Data from: A comment on the use of stochastic character maps to estimate evolutionary rate variation in a continuously valued trait
Revell, Liam J. (2012), Data from: A comment on the use of stochastic character maps to estimate evolutionary rate variation in a continuously valued trait, Dryad, Dataset, https://doi.org/10.5061/dryad.8mj66m5c
Phylogenetic comparative biology has progressed considerably in recent years. One of the most important developments has been the application of likelihood-based methods to fit alternative models for trait evolution in a phylogenetic tree with branch lengths proportional to time. An important example of this type of method is O’Meara et al.’s (2006) “noncensored” test for variation in the evolutionary rate for a continuously valued character trait through time or across the branches of a phylogenetic tree. According to this method, we first hypothesize evolutionary rate regimes on the tree (called “painting” in Butler and King, 2004); and then we fit an evolutionary model, specifically the popular Brownian model, in which the instantaneous variance of the Brownian random diffusion process has different values in different parts of the phylogeny. The authors suggest that to test a hypothesis that the state of a discrete character influenced the rate of a continuous character, one could use the approach of Neilsen (2002) to first stochastically map the discretely valued trait, and then “test to see whether the portions of the tree with one state for the discrete character have a different rate of evolution for the continuous character than portions of the tree to which the other discrete state has been mapped” (O’Meara et al., 2006, p. 931). Indeed, this has become common practice for this and other closely related methods.

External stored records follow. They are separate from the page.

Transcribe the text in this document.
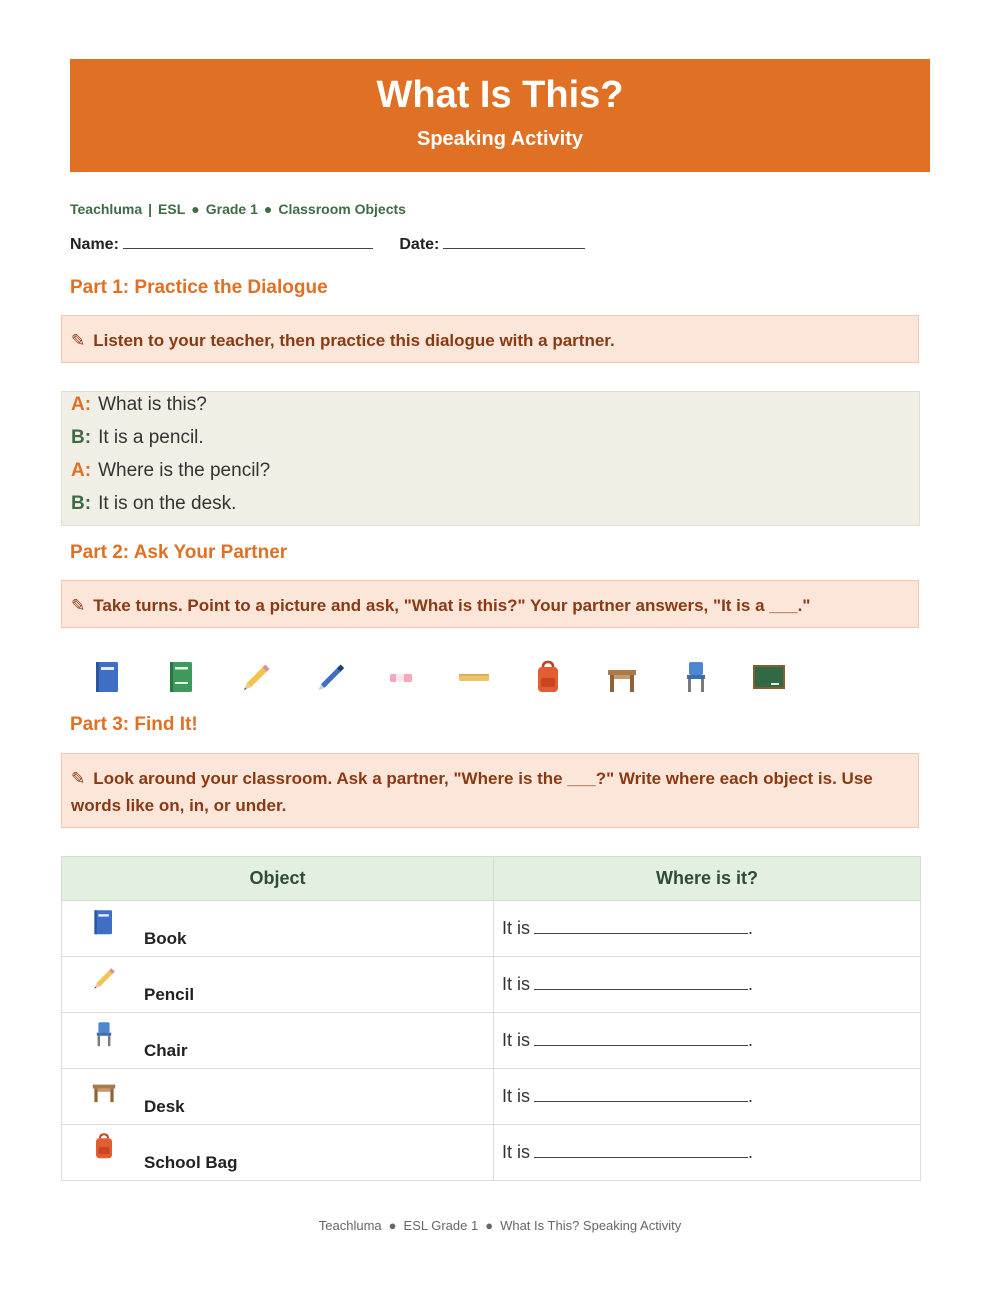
What Is This?
Speaking Activity
Teachluma | ESL ● Grade 1 ● Classroom Objects
Name:	Date:
Part 1: Practice the Dialogue
✎ Listen to your teacher, then practice this dialogue with a partner.
A: What is this?
B: It is a pencil.
A: Where is the pencil?
B: It is on the desk.
Part 2: Ask Your Partner
✎ Take turns. Point to a picture and ask, "What is this?" Your partner answers, "It is a ___."
Part 3: Find It!
✎ Look around your classroom. Ask a partner, "Where is the ___?" Write where each object is. Use words like on, in, or under.
Object	Where is it?

Book	It is .

Pencil	It is .

Chair	It is .

Desk	It is .

School Bag	It is .
Teachluma ● ESL Grade 1 ● What Is This? Speaking Activity
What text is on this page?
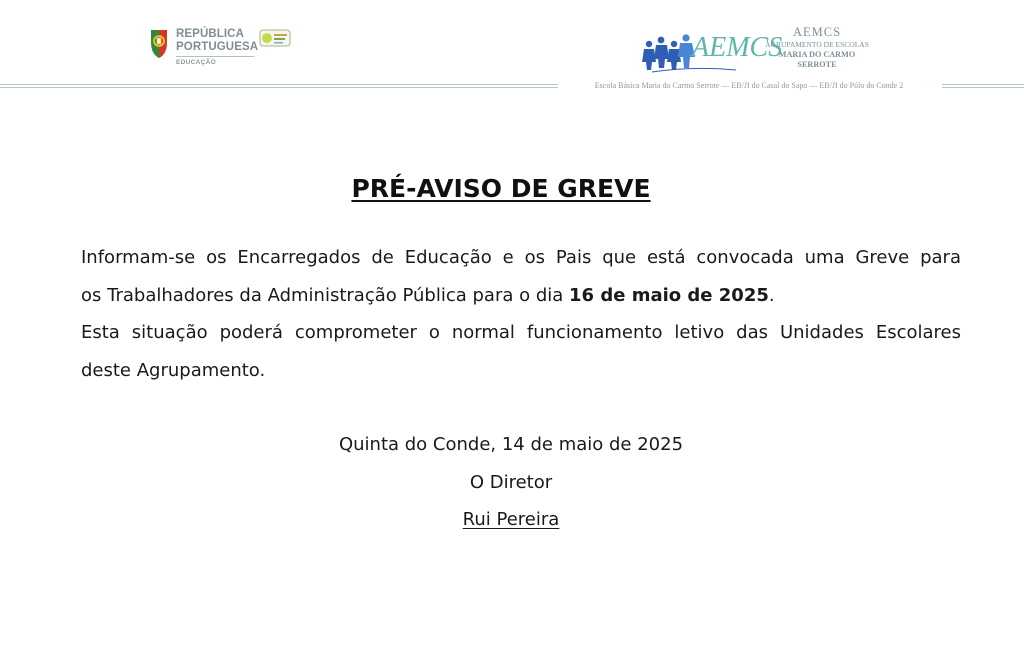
REPÚBLICA
PORTUGUESA
EDUCAÇÃO	AEMCS AEMCS
AGRUPAMENTO DE ESCOLAS
MARIA DO CARMO
SERROTE
Escola Básica Maria do Carmo Serrote — EB/JI do Casal do Sapo — EB/JI do Pólo do Conde 2
PRÉ-AVISO DE GREVE
Informam-se os Encarregados de Educação e os Pais que está convocada uma Greve para
os Trabalhadores da Administração Pública para o dia 16 de maio de 2025.
Esta situação poderá comprometer o normal funcionamento letivo das Unidades Escolares
deste Agrupamento.
Quinta do Conde, 14 de maio de 2025
O Diretor
Rui Pereira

Here, I examine this practice. In particular, I show that evolutionary rates estimated this way (i.e., by using maximum likelihood [ML] to fit a multirate model on each stochastically mapped tree; and then averaging across trees) are systematically biased to be more similar to each other than are the underlying generating parameters. My analysis also reveals that this effect is dependent on the rate of evolution for the discrete trait. Specifically, if the rate of evolution for the discrete character is low then the difference between the true history and any stochastically mapped 1 history is generally small. This results in evolutionary rates for the continuous trait that are estimated with little bias. Conversely, if the rate of evolution for the discrete character is very high, then the true and hypothesized character histories are often extremely dissimilar, evolutionary rate estimates are biased to be more similar to each other than their underlying generating values, and we lose power to distinguish evolutionary rates on the tree.